Cross-disciplinary science is the future
After more than 10 years of setting up labs at the University of Cape Town, connecting with colleagues and conducting clinical trials, we’re starting to make progress at the Scientific Computing Research Unit. We are not a cancer institute, although our interdisciplinary labs are chasing the same goals as many dedicated global cancer research centres: an accurate, low-cost, and non-invasive diagnostic test for cancer.
We are also competing with the most well-resourced research centres across the globe on a budgetary ratio of a dollar to their millions. And yet, we punch above our weight by using a unique approach of learning from diagnostic genomic patterns to design therapeutics.
Technology is reshaping medicine, making laboratory science a central pillar of patient care. Computational scientists have the potential to analyse problems and provide understanding through models at an incomprehensible pace by training machine learning algorithms on complex data.
Combine this with the power of multi-disciplinary science — integrating the perspectives of biologists, chemists, physical and computational scientists, and clinical scientists — means a multitude of insights and intuitions that are far greater than the sum of their parts.
Computational modelling has a central role to play in the future of medicinal research — especially in its role to reach across academic disciplines and form multi-skilled teams to combat this complex disease.
While my loss was personal, I know I share this pain with almost everyone reading these words. For my son, early molecular diagnosis brought relief. For me, it was a new course of molecular therapy that has given me more time.

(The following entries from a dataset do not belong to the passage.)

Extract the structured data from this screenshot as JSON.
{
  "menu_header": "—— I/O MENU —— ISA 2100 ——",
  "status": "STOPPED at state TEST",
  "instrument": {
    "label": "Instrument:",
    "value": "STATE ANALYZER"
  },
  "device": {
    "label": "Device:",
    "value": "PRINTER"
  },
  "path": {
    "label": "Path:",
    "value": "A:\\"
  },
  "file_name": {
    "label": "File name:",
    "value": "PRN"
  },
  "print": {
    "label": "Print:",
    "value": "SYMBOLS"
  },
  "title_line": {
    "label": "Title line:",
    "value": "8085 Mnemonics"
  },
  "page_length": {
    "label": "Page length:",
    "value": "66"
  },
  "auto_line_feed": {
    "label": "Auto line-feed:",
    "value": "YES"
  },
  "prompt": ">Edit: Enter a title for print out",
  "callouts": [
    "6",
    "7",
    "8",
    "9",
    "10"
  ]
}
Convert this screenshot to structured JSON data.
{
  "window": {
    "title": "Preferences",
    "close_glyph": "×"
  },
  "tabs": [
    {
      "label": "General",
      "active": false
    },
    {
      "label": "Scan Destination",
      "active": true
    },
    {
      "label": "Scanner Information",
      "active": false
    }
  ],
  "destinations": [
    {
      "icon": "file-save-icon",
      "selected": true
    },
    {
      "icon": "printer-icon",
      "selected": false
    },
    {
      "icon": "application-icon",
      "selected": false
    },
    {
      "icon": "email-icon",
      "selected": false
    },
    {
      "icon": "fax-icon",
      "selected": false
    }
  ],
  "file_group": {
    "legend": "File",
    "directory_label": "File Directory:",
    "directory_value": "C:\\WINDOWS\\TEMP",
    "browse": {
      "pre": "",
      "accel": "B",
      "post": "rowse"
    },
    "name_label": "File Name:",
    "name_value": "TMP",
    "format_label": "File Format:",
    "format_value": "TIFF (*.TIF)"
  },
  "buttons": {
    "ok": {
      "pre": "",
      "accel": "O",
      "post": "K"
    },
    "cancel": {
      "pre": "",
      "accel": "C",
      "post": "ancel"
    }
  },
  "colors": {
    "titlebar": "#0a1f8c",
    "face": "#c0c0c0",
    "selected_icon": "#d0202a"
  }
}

And I am happy to use this time to join my clinical and scientific collaborators working to detect cancer early using our unique strategy of analysing biomarker patterns for clues, and to be building a new class of cancer drugs.
Together, we are stepping out of our singular paths into a new multidisciplinary highway that promises accelerated solutions to one of the most complex healthcare challenges facing humanity.
Optimism has now replaced my helpless feelings.
Prof Kevin J Naidoo is Director of the Scientific Computing Research Unit at the University of Cape Town, and South African Research Chair in Scientific Computing.